There was also a natural tug toward Orange County, where she had lived before moving to New York.

“I know it’s just a cookie, but it’s made from the heart. This is whatIlovetodo,andIhopeit shows in my work.” – Verlie Payne

“We wanted to come back here to provide a better lifestyle for the kids,” she says. “Here, they could be outdoors year-round. It’s a calmer place, a warmer culture, and we just craved that.”

A cookie experience

Walk into Hudsons Cookies at Spectrum Center and you’ll notice there are no placards on the shelves identifying the cookies. That’s intentional.

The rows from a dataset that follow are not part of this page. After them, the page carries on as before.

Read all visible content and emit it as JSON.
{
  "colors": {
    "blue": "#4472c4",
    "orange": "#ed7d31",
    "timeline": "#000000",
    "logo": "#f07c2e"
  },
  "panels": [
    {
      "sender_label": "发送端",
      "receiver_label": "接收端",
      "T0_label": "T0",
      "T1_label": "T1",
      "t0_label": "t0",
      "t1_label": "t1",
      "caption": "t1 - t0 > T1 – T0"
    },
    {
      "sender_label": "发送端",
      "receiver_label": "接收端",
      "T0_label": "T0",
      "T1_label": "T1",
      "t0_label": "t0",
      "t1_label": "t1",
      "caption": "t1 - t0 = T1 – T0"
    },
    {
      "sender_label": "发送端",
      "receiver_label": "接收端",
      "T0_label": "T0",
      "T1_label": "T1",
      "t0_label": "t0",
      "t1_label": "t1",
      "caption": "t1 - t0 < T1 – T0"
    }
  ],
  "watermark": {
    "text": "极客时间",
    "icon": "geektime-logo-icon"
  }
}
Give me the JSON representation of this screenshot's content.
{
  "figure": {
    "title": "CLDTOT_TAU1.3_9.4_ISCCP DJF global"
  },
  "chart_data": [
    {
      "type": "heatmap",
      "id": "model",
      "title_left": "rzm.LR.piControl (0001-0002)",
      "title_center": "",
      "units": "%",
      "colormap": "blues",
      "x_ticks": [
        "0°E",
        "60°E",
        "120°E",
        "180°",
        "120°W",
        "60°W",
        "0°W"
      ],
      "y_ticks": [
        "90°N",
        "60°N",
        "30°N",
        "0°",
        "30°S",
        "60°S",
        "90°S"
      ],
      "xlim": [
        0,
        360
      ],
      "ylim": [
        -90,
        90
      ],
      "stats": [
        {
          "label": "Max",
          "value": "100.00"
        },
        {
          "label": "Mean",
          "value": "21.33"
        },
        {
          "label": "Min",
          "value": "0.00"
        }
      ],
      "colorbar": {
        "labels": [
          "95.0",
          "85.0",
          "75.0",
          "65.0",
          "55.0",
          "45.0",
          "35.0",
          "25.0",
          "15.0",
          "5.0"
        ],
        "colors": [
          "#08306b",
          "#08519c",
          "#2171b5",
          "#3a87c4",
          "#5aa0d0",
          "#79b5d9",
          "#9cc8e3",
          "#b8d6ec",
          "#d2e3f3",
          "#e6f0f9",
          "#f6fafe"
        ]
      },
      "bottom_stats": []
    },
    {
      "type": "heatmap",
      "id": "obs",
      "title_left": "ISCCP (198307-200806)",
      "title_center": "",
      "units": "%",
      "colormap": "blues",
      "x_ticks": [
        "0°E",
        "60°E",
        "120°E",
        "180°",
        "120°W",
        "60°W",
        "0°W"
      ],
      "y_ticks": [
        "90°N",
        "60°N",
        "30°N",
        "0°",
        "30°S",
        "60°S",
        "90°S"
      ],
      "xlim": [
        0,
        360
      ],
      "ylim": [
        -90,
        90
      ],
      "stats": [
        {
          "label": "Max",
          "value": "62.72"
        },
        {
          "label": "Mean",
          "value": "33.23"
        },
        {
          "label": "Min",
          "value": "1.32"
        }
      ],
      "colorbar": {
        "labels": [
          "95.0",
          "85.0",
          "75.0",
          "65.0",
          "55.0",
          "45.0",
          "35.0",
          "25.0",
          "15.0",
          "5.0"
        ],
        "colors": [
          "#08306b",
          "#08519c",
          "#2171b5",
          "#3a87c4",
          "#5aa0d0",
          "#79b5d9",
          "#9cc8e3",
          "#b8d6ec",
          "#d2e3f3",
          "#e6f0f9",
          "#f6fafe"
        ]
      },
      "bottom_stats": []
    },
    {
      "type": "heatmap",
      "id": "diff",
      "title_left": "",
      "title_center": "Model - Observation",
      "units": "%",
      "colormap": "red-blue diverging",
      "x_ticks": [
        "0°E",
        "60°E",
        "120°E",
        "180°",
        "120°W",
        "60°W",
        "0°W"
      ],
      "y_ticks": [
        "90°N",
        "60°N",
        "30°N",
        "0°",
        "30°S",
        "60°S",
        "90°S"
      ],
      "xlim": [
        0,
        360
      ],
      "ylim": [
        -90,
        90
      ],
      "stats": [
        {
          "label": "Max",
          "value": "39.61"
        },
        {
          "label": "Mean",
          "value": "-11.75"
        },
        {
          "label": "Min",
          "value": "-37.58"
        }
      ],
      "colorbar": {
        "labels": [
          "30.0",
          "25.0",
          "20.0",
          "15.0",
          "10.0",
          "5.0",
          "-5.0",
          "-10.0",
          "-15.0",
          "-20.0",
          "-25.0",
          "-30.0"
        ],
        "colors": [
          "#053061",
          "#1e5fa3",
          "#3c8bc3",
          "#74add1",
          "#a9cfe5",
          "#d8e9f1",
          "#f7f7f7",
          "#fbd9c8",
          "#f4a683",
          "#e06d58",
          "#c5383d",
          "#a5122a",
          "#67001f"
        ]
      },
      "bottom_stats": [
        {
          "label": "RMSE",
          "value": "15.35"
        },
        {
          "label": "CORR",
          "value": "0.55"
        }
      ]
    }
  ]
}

“We want you to talk to us,” Payne says. “We want it to feel a little bit like home.”

She’s visited plenty of bakeries where everything is laid out with precision and the cookies taste fine, but there is no conversation. No human connection.

“I’m high-touch over high-tech,” she says. “I love talking to people and asking about their lives.”

And there’s no better place for this than Spectrum Center, she says – a melting pot of people and cultures all coming together in this beautiful outdoor walking space.

“I love it here,” she says. “It’s out in the open. Our doors are always open, and people can smell what we’re baking and stop and talk. The community has been unbelievably loving and supportive.”


That leads to one other ingredient that Payne feels makes her cookies special. Sure, they’re crispy on the outside and gooey on the inside and salted and buttered and well-marinated (and did we mention they’re ginormous?). But there’s one more intangible.

“I know it’s just a cookie,” she says, “but it’s made from the heart. This is what I love to do, and I hope it shows in my work.”



Here’s a recipe I’ll share with you that we use daily at the bakery for filling our stuffed cookies and frosting our beloved tea cakes. Our vanilla buttercream is bursting with flavor and a crowd pleaser. It’s well balanced and not overly sweet. It’s perfect for a cookie sandwich or frosting a cake or cupcake.

-16 oz. (2 cups) room temperature salted butter (I highly recommend Land O’Lakes)
-26 oz. (6 cups) powdered sugar (no sifting needed)
-2 tbsp. vanilla

Start by whipping your butter until it’s smooth and silky (low speed). Slowly add your powdered sugar one cup at a time (low speed will minimize your air bubbles and keep your buttercream smooth). At 4 cups, scrape your bowl down and add the remaining 2 cups of powdered sugar. Add 2 tbsp. vanilla. If you feel your buttercream is too thick, add more vanilla to loosen, 1 tsp. at a time; you can also use a little milk. Happy baking!